My POV, after studying this for the past few months, is that banks will attempt to pass off application forms as agreements and may even alter agreements or make copies from other agreements and amalgamate them when they see fit! They are devious; remember that!

 

I agree with all you say but my experience is that where a good agreement, or one so close that we struggle to find any flaw worth exploiting, then they supply it. That way you know and they can demand immediate payment.

 

In another thread the banks were complaining about the cost of all this digging out agreements etc. Why take the cost of all the banter when they have the agreement.

 

I sent of 6 CCA requests:

 

5 came back with the usual ducking and weaving, one came back with a good agreement. I have no problem with the good agreement and have cleared the arrears - now paying it off. The other 5 are now going to be fought all the way to court, if necessary.
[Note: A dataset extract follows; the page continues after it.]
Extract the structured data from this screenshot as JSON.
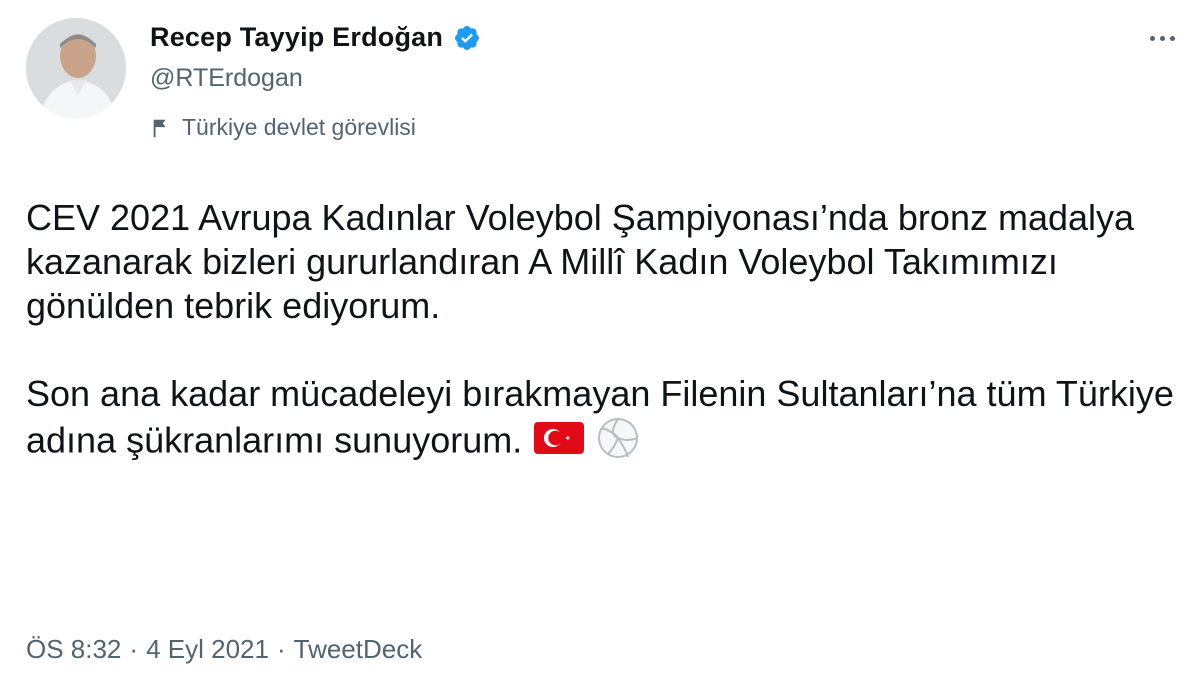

Where is the mileage in being obstructive.

 

If the creditor turns up in court with an agreement but the customer can show that he had made extensive effort to obtain the agreement which had been blocked by the creditor then this could be viewed as obstruction and could work to their dis-advantage - courts are funny places.

 

At the very least the defendant could argue that he had tried to avoid a court appearance and ask that costs not be awarded against him. He had behaved reasonably, the creditor had not. If the creditor risks his own costs then where is the incentive?